Start with risk, legal obligations, operating model, and identity scope. Annex A is not a universal checklist, so the right controls depend on how your organisation actually uses human access, privileged accounts, service identities, suppliers, and logging. A good Statement of Applicability explains why each control is included, how it is implemented, and what evidence proves it is working.
Why This Matters for Security Teams
iso 27001 Annex A is often treated like a fixed controls checklist, but that approach breaks down quickly in real environments. The applicability of each control depends on risk, legal obligations, business model, supplier exposure, and the identity types in scope, especially service accounts, API keys, privileged access, and logging. For NHI-heavy environments, that distinction matters because compromised machine identities routinely become the shortest path to lateral movement and data access.
Security teams also need to distinguish between “in scope” and “implemented well.” A control can be applicable but weakly evidenced, or excluded with a clear rationale that still aligns to risk treatment. That is why the Statement of Applicability must read like a defensible decision record, not a compliance form. Guidance from the NIST Cybersecurity Framework 2.0 reinforces risk-based control selection, while NHIMG research shows why the identity layer cannot be ignored: the Ultimate Guide to NHIs — Standards notes that 90% of IT leaders say properly managing NHIs is essential for successful zero-trust implementation. In practice, many security teams discover weak control selection only after a service account, token, or third-party integration has already been abused.
How It Works in Practice
The right way to determine Annex A applicability is to start with the organisation’s actual attack surface, then map controls to the way identities, data, and suppliers are used. A useful approach is to group assets and workflows first, then ask what can realistically go wrong, what the legal or contractual obligations are, and which controls reduce the residual risk to an acceptable level.

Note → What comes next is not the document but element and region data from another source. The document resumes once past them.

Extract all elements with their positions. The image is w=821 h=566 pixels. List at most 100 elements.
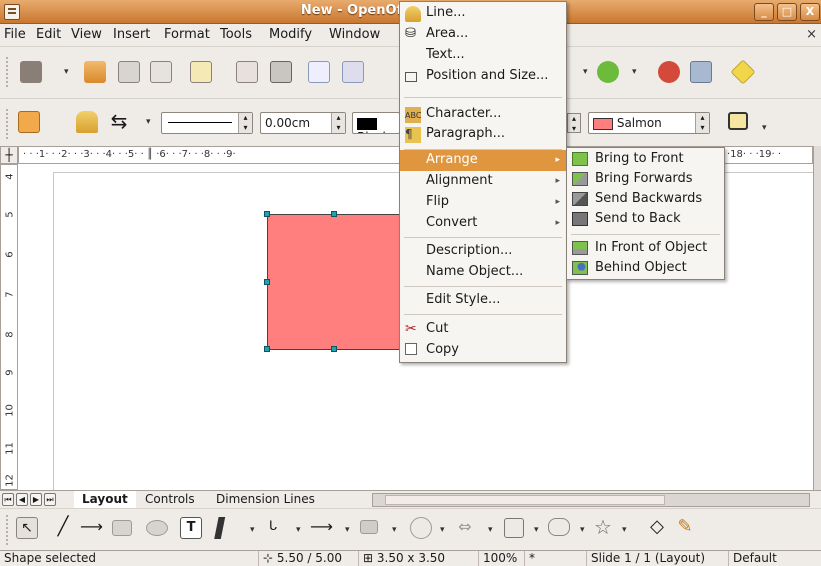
navigator-icon[interactable]: [690, 61, 712, 83]
submenu-item-in-front-of-object[interactable]: In Front of Object: [567, 238, 724, 259]
menu-item-convert[interactable]: Convert ▸: [400, 213, 566, 234]
menu-item-character[interactable]: ABC Character...: [400, 104, 566, 125]
maximize-button[interactable]: □: [777, 3, 797, 21]
menu-item-position-size[interactable]: Position and Size...: [400, 66, 566, 87]
dropdown-arrow-icon[interactable]: ▾: [392, 525, 397, 535]
minimize-button[interactable]: _: [754, 3, 774, 21]
menu-format[interactable]: Format: [164, 27, 210, 42]
dropdown-arrow-icon[interactable]: ▾: [345, 525, 350, 535]
dropdown-arrow-icon[interactable]: ▾: [762, 123, 767, 133]
menu-modify[interactable]: Modify: [269, 27, 312, 42]
chart-icon[interactable]: [658, 61, 680, 83]
connector-tool-icon[interactable]: ᒐ: [262, 517, 284, 539]
toolbar-grip[interactable]: [6, 515, 10, 545]
horizontal-scrollbar[interactable]: [372, 493, 810, 507]
next-tab-icon[interactable]: ▶: [30, 493, 42, 506]
lines-arrows-icon[interactable]: ⟶: [310, 517, 333, 539]
load-url-icon[interactable]: [20, 61, 42, 83]
last-tab-icon[interactable]: ⏭: [44, 493, 56, 506]
menu-item-alignment[interactable]: Alignment ▸: [400, 171, 566, 192]
menu-item-line[interactable]: Line...: [400, 3, 566, 24]
email-icon[interactable]: [150, 61, 172, 83]
resize-handle[interactable]: [331, 211, 337, 217]
edit-file-icon[interactable]: [190, 61, 212, 83]
arrow-style-icon[interactable]: ⇆: [108, 111, 130, 133]
shadow-icon[interactable]: [728, 112, 748, 130]
tab-dimension-lines[interactable]: Dimension Lines: [208, 491, 323, 508]
dropdown-arrow-icon[interactable]: ▾: [146, 117, 151, 127]
block-arrows-icon[interactable]: ⇔: [454, 517, 476, 539]
gallery-icon[interactable]: [730, 59, 756, 85]
points-icon[interactable]: ◇: [646, 517, 668, 539]
resize-handle[interactable]: [264, 211, 270, 217]
symbol-shapes-icon[interactable]: [410, 517, 432, 539]
line-color-field[interactable]: Black: [352, 112, 400, 134]
prev-tab-icon[interactable]: ◀: [16, 493, 28, 506]
toolbar-grip[interactable]: [6, 109, 10, 139]
menu-item-text[interactable]: Text...: [400, 45, 566, 66]
line-icon[interactable]: [76, 111, 98, 133]
submenu-item-behind-object[interactable]: Behind Object: [567, 258, 724, 279]
menu-file[interactable]: File: [4, 27, 26, 42]
export-pdf-icon[interactable]: [236, 61, 258, 83]
menu-item-name-object[interactable]: Name Object...: [400, 262, 566, 283]
menu-item-edit-style[interactable]: Edit Style...: [400, 290, 566, 311]
menu-item-flip[interactable]: Flip ▸: [400, 192, 566, 213]
callouts-icon[interactable]: [548, 518, 570, 536]
dropdown-arrow-icon[interactable]: ▾: [622, 525, 627, 535]
resize-handle[interactable]: [331, 346, 337, 352]
dropdown-arrow-icon[interactable]: ▾: [64, 67, 69, 77]
dropdown-arrow-icon[interactable]: ▾: [296, 525, 301, 535]
glue-points-icon[interactable]: ✎: [674, 517, 696, 539]
submenu-item-send-to-back[interactable]: Send to Back: [567, 209, 724, 230]
resize-handle[interactable]: [264, 279, 270, 285]
submenu-item-bring-to-front[interactable]: Bring to Front: [567, 149, 724, 170]
ruler-corner[interactable]: ┼: [0, 146, 18, 164]
dropdown-arrow-icon[interactable]: ▾: [580, 525, 585, 535]
ellipse-tool-icon[interactable]: [146, 520, 168, 536]
open-icon[interactable]: [84, 61, 106, 83]
first-tab-icon[interactable]: ⏮: [2, 493, 14, 506]
menu-item-cut[interactable]: ✂ Cut: [400, 319, 566, 340]
arrow-tool-icon[interactable]: ⟶: [80, 517, 103, 539]
tab-controls[interactable]: Controls: [137, 491, 203, 508]
dropdown-arrow-icon[interactable]: ▾: [440, 525, 445, 535]
fill-color-spin-icon[interactable]: ▴ ▾: [695, 113, 709, 133]
line-style-field[interactable]: ▴ ▾: [161, 112, 253, 134]
spellcheck-icon[interactable]: [308, 61, 330, 83]
basic-shapes-icon[interactable]: [360, 520, 378, 534]
dropdown-arrow-icon[interactable]: ▾: [488, 525, 493, 535]
menu-item-area[interactable]: ⛁ Area...: [400, 24, 566, 45]
menu-tools[interactable]: Tools: [220, 27, 252, 42]
autospellcheck-icon[interactable]: [342, 61, 364, 83]
line-tool-icon[interactable]: ╱: [52, 517, 74, 539]
menu-insert[interactable]: Insert: [113, 27, 150, 42]
rectangle-tool-icon[interactable]: [112, 520, 132, 536]
dropdown-arrow-icon[interactable]: ▾: [250, 525, 255, 535]
line-width-field[interactable]: 0.00cm ▴ ▾: [260, 112, 346, 134]
dropdown-arrow-icon[interactable]: ▾: [583, 67, 588, 77]
curve-tool-icon[interactable]: [214, 517, 226, 539]
menu-window[interactable]: Window: [329, 27, 380, 42]
line-style-spin-icon[interactable]: ▴ ▾: [238, 113, 252, 133]
selected-rectangle-shape[interactable]: [267, 214, 407, 350]
dropdown-arrow-icon[interactable]: ▾: [534, 525, 539, 535]
tab-layout[interactable]: Layout: [74, 491, 136, 508]
submenu-item-bring-forwards[interactable]: Bring Forwards: [567, 169, 724, 190]
stars-icon[interactable]: ☆: [592, 517, 614, 539]
menu-item-copy[interactable]: Copy: [400, 340, 566, 361]
styles-icon[interactable]: [18, 111, 40, 133]
menu-edit[interactable]: Edit: [36, 27, 61, 42]
scrollbar-thumb[interactable]: [385, 495, 665, 505]
save-icon[interactable]: [118, 61, 140, 83]
select-icon[interactable]: ↖: [16, 517, 38, 539]
status-zoom[interactable]: 100%: [478, 551, 524, 566]
menu-view[interactable]: View: [71, 27, 102, 42]
submenu-item-send-backwards[interactable]: Send Backwards: [567, 189, 724, 210]
line-width-spin-icon[interactable]: ▴ ▾: [331, 113, 345, 133]
flowcharts-icon[interactable]: [504, 518, 524, 538]
menu-item-arrange[interactable]: Arrange ▸: [400, 150, 566, 171]
menu-item-paragraph[interactable]: ¶ Paragraph...: [400, 124, 566, 145]
fill-color-field[interactable]: Salmon ▴ ▾: [588, 112, 710, 134]
close-document-icon[interactable]: ×: [806, 27, 817, 42]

For example, if the environment uses cloud automation, CI/CD pipelines, or API-driven services, controls around identity lifecycle, secrets handling, logging, segregation of duties, and supplier access become far more relevant than in a low-complexity environment. If there are privileged operators, just-in-time access, or delegated administration, stronger evidence is needed for approval, monitoring, and revocation. Annex A decisions should also reflect how NHIs are issued, rotated, stored, and retired, not just how human users authenticate. NHIMG’s JetBrains GitHub plugin token exposure case illustrates how a seemingly narrow identity weakness can turn into broad compromise when secrets are embedded in developer workflows.
- Identify the identity classes in scope: humans, privileged users, service accounts, workloads, suppliers, and API keys.
- Map each identity class to the processes it can affect: deployment, production support, data access, and logging.
- Decide whether a control is required, partially required, or not relevant, and record the rationale.
- Define evidence up front: configuration, access review records, logs, approval trails, or rotation reports.
For machine identities, controls are often most effective when they are tied to lifecycle events such as provisioning, rotation, and offboarding rather than annual review cycles. The Ultimate Guide to NHIs highlights that only 20% of organisations have formal processes for offboarding and revoking API keys, which is a strong signal that Annex A applicability should cover more than traditional user access. These controls tend to break down when identity ownership is unclear across engineering, platform, and security teams because no one can produce timely evidence or enforce revocation.
Common Variations and Edge Cases
Tighter control selection often increases operational overhead, so organisations have to balance auditability against engineering speed and delivery friction. That tradeoff becomes especially visible in hybrid environments, acquisitions, and supplier-heavy operating models, where one control may apply to one business unit but not another.
Current guidance suggests treating exceptions as risk decisions, not convenience decisions. If a control is excluded, the SoA should explain why the risk is already reduced by another mechanism, such as compensating monitoring, platform enforcement, or contractual constraints. This is particularly important for secrets management, third-party integrations, and logging retention, where an “inapplicable” label is often really a sign that ownership is fragmented.
One useful rule is to test edge cases against actual abuse paths: could a supplier token access production, could a dormant service account be reused, could logs reveal credentials, or could a compromised workload move laterally? If the answer is yes, the control is usually applicable even if the workflow is automated. In other words, applicability follows exposure and impact, not whether a person is directly clicking through a system. Organisations that ignore that distinction usually end up with a SoA that passes review on paper but fails when incident responders need evidence most.
Standards & Framework Alignment
This section maps relevant standards and security frameworks to the operational risks and controls described in this guidance.
OWASP Non-Human Identity Top 10 address the attack and risk surface, while NIST CSF 2.0 and NIST AI RMF set the governance and control requirements practitioners need to meet.
| Framework | Control / Reference | Relevance |
|---|---|---|
| NIST CSF 2.0 | GV.RM-01 | Annex A selection should follow risk management and business context. |
| OWASP Non-Human Identity Top 10 | NHI-01 | Identity scope includes service accounts, API keys, and other NHIs. |
| NIST AI RMF | Decision-making should be documented, repeatable, and accountable. |
Map machine identities to applicable controls and require lifecycle evidence for each one.